Concentra lo sforzo compositivo sulla consonante w, un balbettio consistente che oltre ad annettere valore creativo alle balbuzie, tenta un impatto sostenuto solo dal supporto consonantico. La w è l’incipit di Woodstock, che viene sciorinato e ripetuto come per imprimerlo nella nostra memoria auditiva. Il pezzo qui antologizzato proviene da un lavoro molto più articolato, basato su scelte matematiche, un metodo originale per individuare pairs of dissonant vowels. «Two sounds – scrive Robson– tend to mask each other when they occupy the same frequency region. A lower frequency neighbor tends to mask a higher one. The three pairs of masking prone vowels used in this composition are characterized by most powerful energy levels between 700 and 1000 Hz». Considerando che la voce maschile può raggiungere al massimo i 300 Hz, si capisce a quale livello spari queste coppie di vocali, più che farcele memorizzare vuole stordirci. Studia i parametri del suono, parla di vocali e dittonghi di scarto, orchestrando (per riprendere un suo allettante titolo, The Orchestra of Language del 1959), procedimenti particolari che definisce prosodynic print. Tali considerazioni sottolineano l’importanza del dominare la tecnologia senza esserne sopraffatti. Il poema deve sempre discendere da un’idea realizzata coerentemente con il medium a disposizione. Questi picchi vocalizzanti che registra con tale impeto, anche cattiveria, non provengono dalle mani di un musicista avvezzo a trattare con tatto le onde sonore, ma dagli alti e bassi della sua vita.

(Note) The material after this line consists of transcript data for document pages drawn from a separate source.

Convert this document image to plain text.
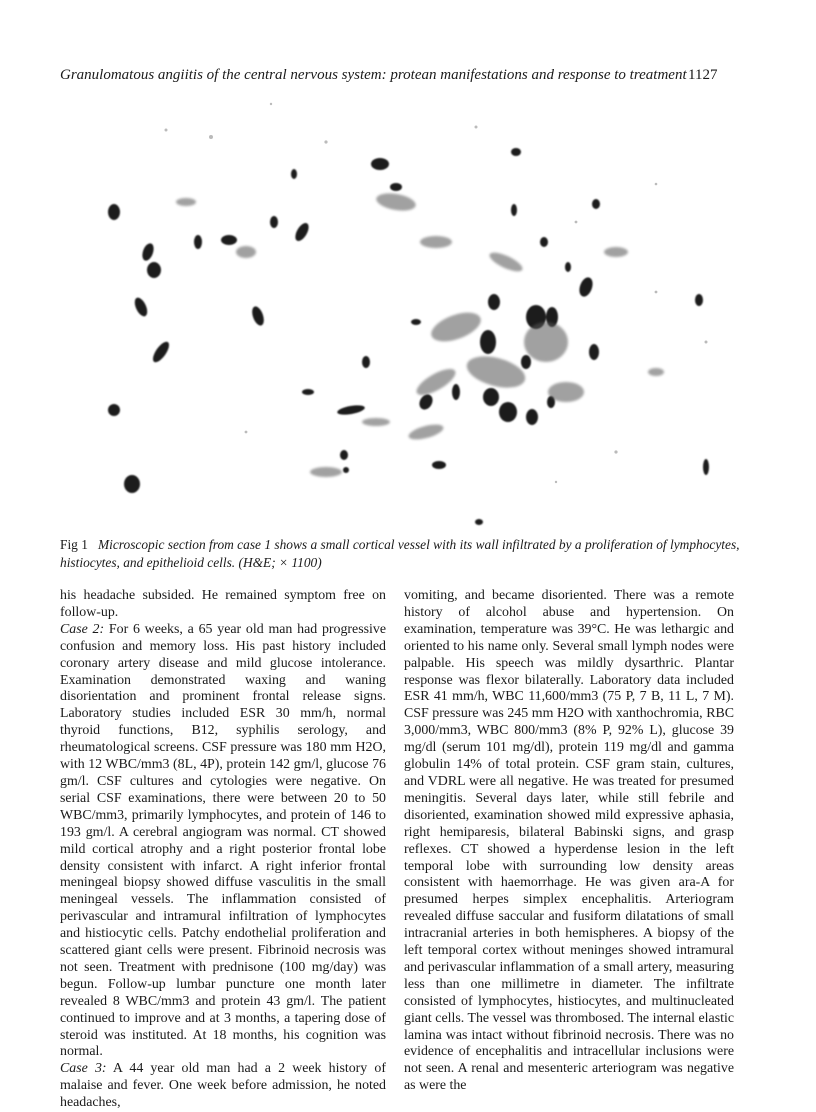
Granulomatous angiitis of the central nervous system: protean manifestations and response to treatment 1127
Fig 1 Microscopic section from case 1 shows a small cortical vessel with its wall infiltrated by a proliferation of lymphocytes, histiocytes, and epithelioid cells. (H&E; × 1100)

his headache subsided. He remained symptom free on follow-up.

Case 2: For 6 weeks, a 65 year old man had progressive confusion and memory loss. His past history included coronary artery disease and mild glucose intolerance. Examination demonstrated waxing and waning disorientation and prominent frontal release signs. Laboratory studies included ESR 30 mm/h, normal thyroid functions, B12, syphilis serology, and rheumatological screens. CSF pressure was 180 mm H2O, with 12 WBC/mm3 (8L, 4P), protein 142 gm/l, glucose 76 gm/l. CSF cultures and cytologies were negative. On serial CSF examinations, there were between 20 to 50 WBC/mm3, primarily lymphocytes, and protein of 146 to 193 gm/l. A cerebral angiogram was normal. CT showed mild cortical atrophy and a right posterior frontal lobe density consistent with infarct. A right inferior frontal meningeal biopsy showed diffuse vasculitis in the small meningeal vessels. The inflammation consisted of perivascular and intramural infiltration of lymphocytes and histiocytic cells. Patchy endothelial proliferation and scattered giant cells were present. Fibrinoid necrosis was not seen. Treatment with prednisone (100 mg/day) was begun. Follow-up lumbar puncture one month later revealed 8 WBC/mm3 and protein 43 gm/l. The patient continued to improve and at 3 months, a tapering dose of steroid was instituted. At 18 months, his cognition was normal.

Case 3: A 44 year old man had a 2 week history of malaise and fever. One week before admission, he noted headaches,

vomiting, and became disoriented. There was a remote history of alcohol abuse and hypertension. On examination, temperature was 39°C. He was lethargic and oriented to his name only. Several small lymph nodes were palpable. His speech was mildly dysarthric. Plantar response was flexor bilaterally. Laboratory data included ESR 41 mm/h, WBC 11,600/mm3 (75 P, 7 B, 11 L, 7 M). CSF pressure was 245 mm H2O with xanthochromia, RBC 3,000/mm3, WBC 800/mm3 (8% P, 92% L), glucose 39 mg/dl (serum 101 mg/dl), protein 119 mg/dl and gamma globulin 14% of total protein. CSF gram stain, cultures, and VDRL were all negative. He was treated for presumed meningitis. Several days later, while still febrile and disoriented, examination showed mild expressive aphasia, right hemiparesis, bilateral Babinski signs, and grasp reflexes. CT showed a hyperdense lesion in the left temporal lobe with surrounding low density areas consistent with haemorrhage. He was given ara-A for presumed herpes simplex encephalitis. Arteriogram revealed diffuse saccular and fusiform dilatations of small intracranial arteries in both hemispheres. A biopsy of the left temporal cortex without meninges showed intramural and perivascular inflammation of a small artery, measuring less than one millimetre in diameter. The infiltrate consisted of lymphocytes, histiocytes, and multinucleated giant cells. The vessel was thrombosed. The internal elastic lamina was intact without fibrinoid necrosis. There was no evidence of encephalitis and intracellular inclusions were not seen. A renal and mesenteric arteriogram was negative as were the
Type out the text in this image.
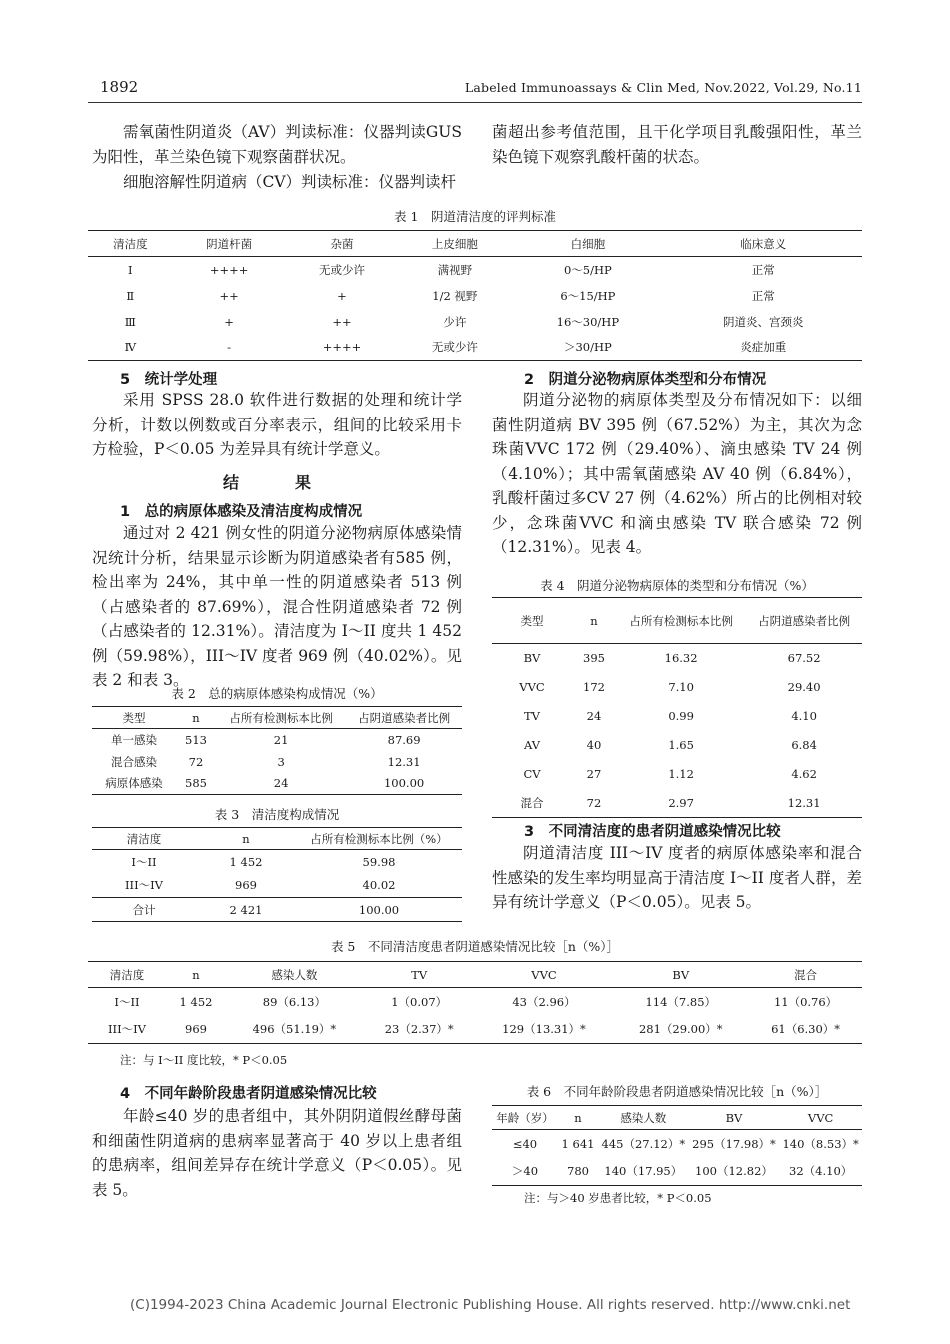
1892	Labeled Immunoassays & Clin Med, Nov.2022, Vol.29, No.11
需氧菌性阴道炎（AV）判读标准：仪器判读GUS为阳性，革兰染色镜下观察菌群状况。
细胞溶解性阴道病（CV）判读标准：仪器判读杆
菌超出参考值范围，且干化学项目乳酸强阳性，革兰染色镜下观察乳酸杆菌的状态。
表 1　阴道清洁度的评判标准
清洁度	阴道杆菌	杂菌	上皮细胞	白细胞	临床意义
Ⅰ	++++	无或少许	满视野	0～5/HP	正常
Ⅱ	++	+	1/2 视野	6～15/HP	正常
Ⅲ	+	++	少许	16～30/HP	阴道炎、宫颈炎
Ⅳ	-	++++	无或少许	＞30/HP	炎症加重
5　统计学处理
采用 SPSS 28.0 软件进行数据的处理和统计学分析，计数以例数或百分率表示，组间的比较采用卡方检验，P＜0.05 为差异具有统计学意义。
结　果
1　总的病原体感染及清洁度构成情况
通过对 2 421 例女性的阴道分泌物病原体感染情况统计分析，结果显示诊断为阴道感染者有585 例，检出率为 24%，其中单一性的阴道感染者 513 例（占感染者的 87.69%），混合性阴道感染者 72 例（占感染者的 12.31%）。清洁度为 I～II 度共 1 452 例（59.98%），III～IV 度者 969 例（40.02%）。见表 2 和表 3。
表 2　总的病原体感染构成情况（%）
类型	n	占所有检测标本比例	占阴道感染者比例
单一感染	513	21	87.69
混合感染	72	3	12.31
病原体感染	585	24	100.00
表 3　清洁度构成情况
清洁度	n	占所有检测标本比例（%）
I～II	1 452	59.98
III～IV	969	40.02
合计	2 421	100.00
2　阴道分泌物病原体类型和分布情况
阴道分泌物的病原体类型及分布情况如下：以细菌性阴道病 BV 395 例（67.52%）为主，其次为念珠菌VVC 172 例（29.40%）、滴虫感染 TV 24 例（4.10%）；其中需氧菌感染 AV 40 例（6.84%），乳酸杆菌过多CV 27 例（4.62%）所占的比例相对较少，念珠菌VVC 和滴虫感染 TV 联合感染 72 例（12.31%）。见表 4。
表 4　阴道分泌物病原体的类型和分布情况（%）
类型	n	占所有检测标本比例	占阴道感染者比例
BV	395	16.32	67.52
VVC	172	7.10	29.40
TV	24	0.99	4.10
AV	40	1.65	6.84
CV	27	1.12	4.62
混合	72	2.97	12.31
3　不同清洁度的患者阴道感染情况比较
阴道清洁度 III～IV 度者的病原体感染率和混合性感染的发生率均明显高于清洁度 I～II 度者人群，差异有统计学意义（P＜0.05）。见表 5。
表 5　不同清洁度患者阴道感染情况比较［n（%）］
清洁度	n	感染人数	TV	VVC	BV	混合
I～II	1 452	89（6.13）	1（0.07）	43（2.96）	114（7.85）	11（0.76）
III～IV	969	496（51.19）*	23（2.37）*	129（13.31）*	281（29.00）*	61（6.30）*
注：与 I～II 度比较，* P＜0.05
4　不同年龄阶段患者阴道感染情况比较
年龄≤40 岁的患者组中，其外阴阴道假丝酵母菌和细菌性阴道病的患病率显著高于 40 岁以上患者组的患病率，组间差异存在统计学意义（P＜0.05）。见表 5。
表 6　不同年龄阶段患者阴道感染情况比较［n（%）］
年龄（岁）	n	感染人数	BV	VVC
≤40	1 641	445（27.12）*	295（17.98）*	140（8.53）*
＞40	780	140（17.95）	100（12.82）	32（4.10）
注：与＞40 岁患者比较，* P＜0.05
(C)1994-2023 China Academic Journal Electronic Publishing House. All rights reserved. http://www.cnki.net
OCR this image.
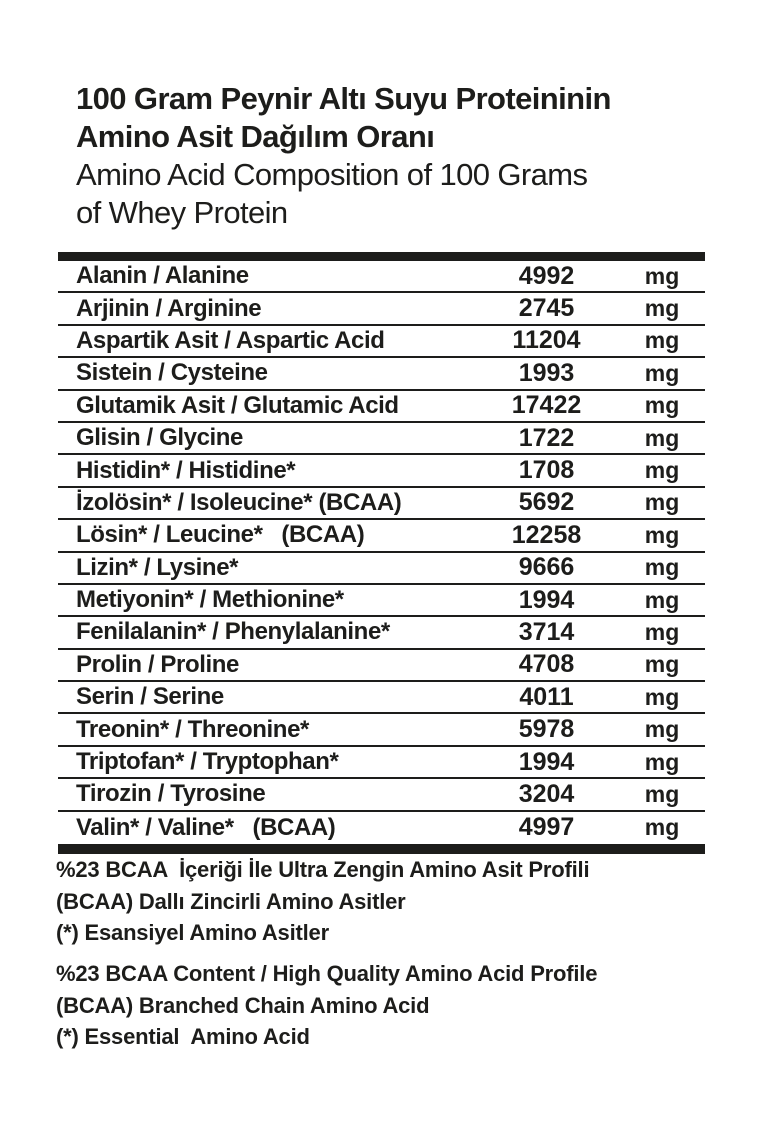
100 Gram Peynir Altı Suyu Proteininin
Amino Asit Dağılım Oranı
Amino Acid Composition of 100 Grams
of Whey Protein
Alanin / Alanine	4992	mg
Arjinin / Arginine	2745	mg
Aspartik Asit / Aspartic Acid	11204	mg
Sistein / Cysteine	1993	mg
Glutamik Asit / Glutamic Acid	17422	mg
Glisin / Glycine	1722	mg
Histidin* / Histidine*	1708	mg
İzolösin* / Isoleucine* (BCAA)	5692	mg
Lösin* / Leucine*   (BCAA)	12258	mg
Lizin* / Lysine*	9666	mg
Metiyonin* / Methionine*	1994	mg
Fenilalanin* / Phenylalanine*	3714	mg
Prolin / Proline	4708	mg
Serin / Serine	4011	mg
Treonin* / Threonine*	5978	mg
Triptofan* / Tryptophan*	1994	mg
Tirozin / Tyrosine	3204	mg
Valin* / Valine*   (BCAA)	4997	mg
%23 BCAA  İçeriği İle Ultra Zengin Amino Asit Profili
(BCAA) Dallı Zincirli Amino Asitler
(*) Esansiyel Amino Asitler
%23 BCAA Content / High Quality Amino Acid Profile
(BCAA) Branched Chain Amino Acid
(*) Essential  Amino Acid
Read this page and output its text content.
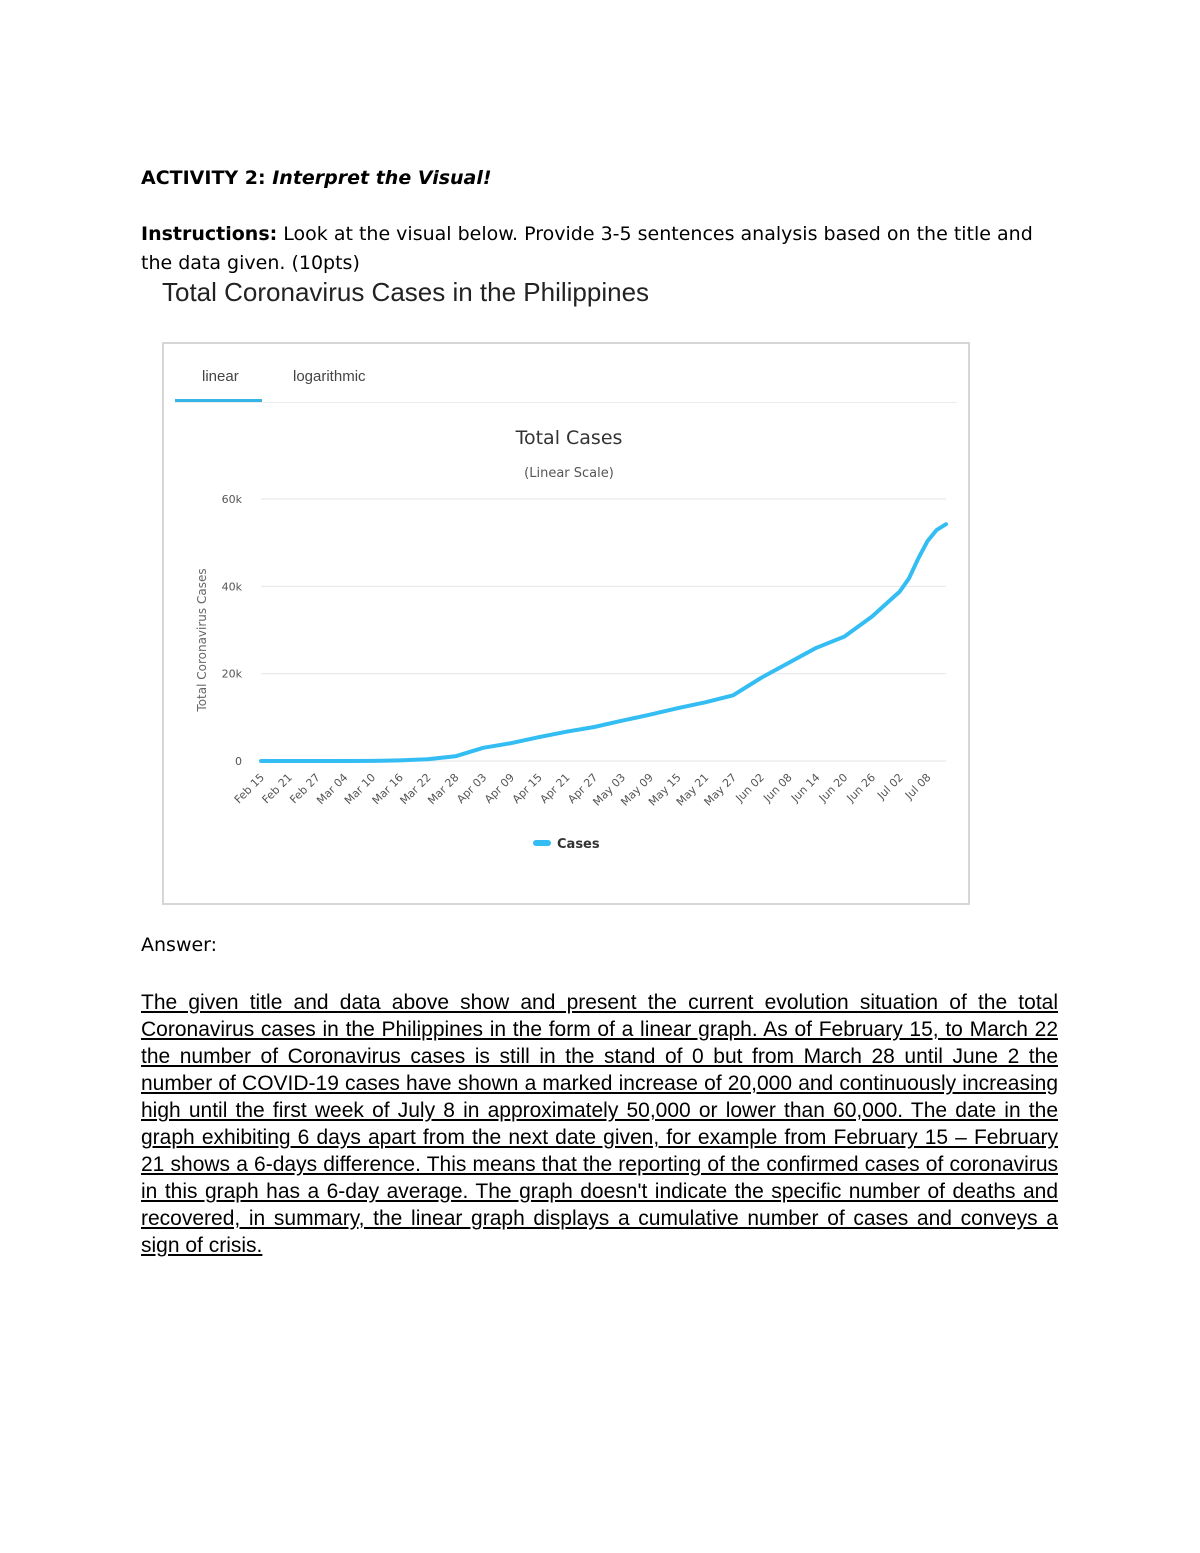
ACTIVITY 2: Interpret the Visual!
Instructions: Look at the visual below. Provide 3-5 sentences analysis based on the title and the data given. (10pts)
Total Coronavirus Cases in the Philippines
linear	logarithmic
Total Cases
(Linear Scale)
0
20k
40k
60k
Total Coronavirus Cases
Feb 15
Feb 21
Feb 27
Mar 04
Mar 10
Mar 16
Mar 22
Mar 28
Apr 03
Apr 09
Apr 15
Apr 21
Apr 27
May 03
May 09
May 15
May 21
May 27
Jun 02
Jun 08
Jun 14
Jun 20
Jun 26
Jul 02
Jul 08
Cases
Answer:
The given title and data above show and present the current evolution situation of the total Coronavirus cases in the Philippines in the form of a linear graph. As of February 15, to March 22 the number of Coronavirus cases is still in the stand of 0 but from March 28 until June 2 the number of COVID-19 cases have shown a marked increase of 20,000 and continuously increasing high until the first week of July 8 in approximately 50,000 or lower than 60,000. The date in the graph exhibiting 6 days apart from the next date given, for example from February 15 – February 21 shows a 6-days difference. This means that the reporting of the confirmed cases of coronavirus in this graph has a 6-day average. The graph doesn't indicate the specific number of deaths and recovered, in summary, the linear graph displays a cumulative number of cases and conveys a sign of crisis.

Ricordo en passant che da cacciatore di volpi è diventato provetto chimico, poi da marine (fu tra i primi ad entrare a Nagasaki dopo l’esplosione nucleare) si è trasformato in astronomo per poi dedicarsi a tempo pieno alla poesia sonora. Non sto inneggiando al valore delle vita come cifra artistica, però a volte le esperienze quotidiane si travasano nelle opere poetiche, come nel caso appena descritto, oppure penso a certi audiopoemi di Chopin dove trasferisce pari pari le paure accumulate come legionario nella penisola dell’Indocina o ad Åke Hodell (membro del Fylkingen group) che in quanto pilota di caccia svedesi, era solito ricorrere al collage del rombo degli aerei da combattimento.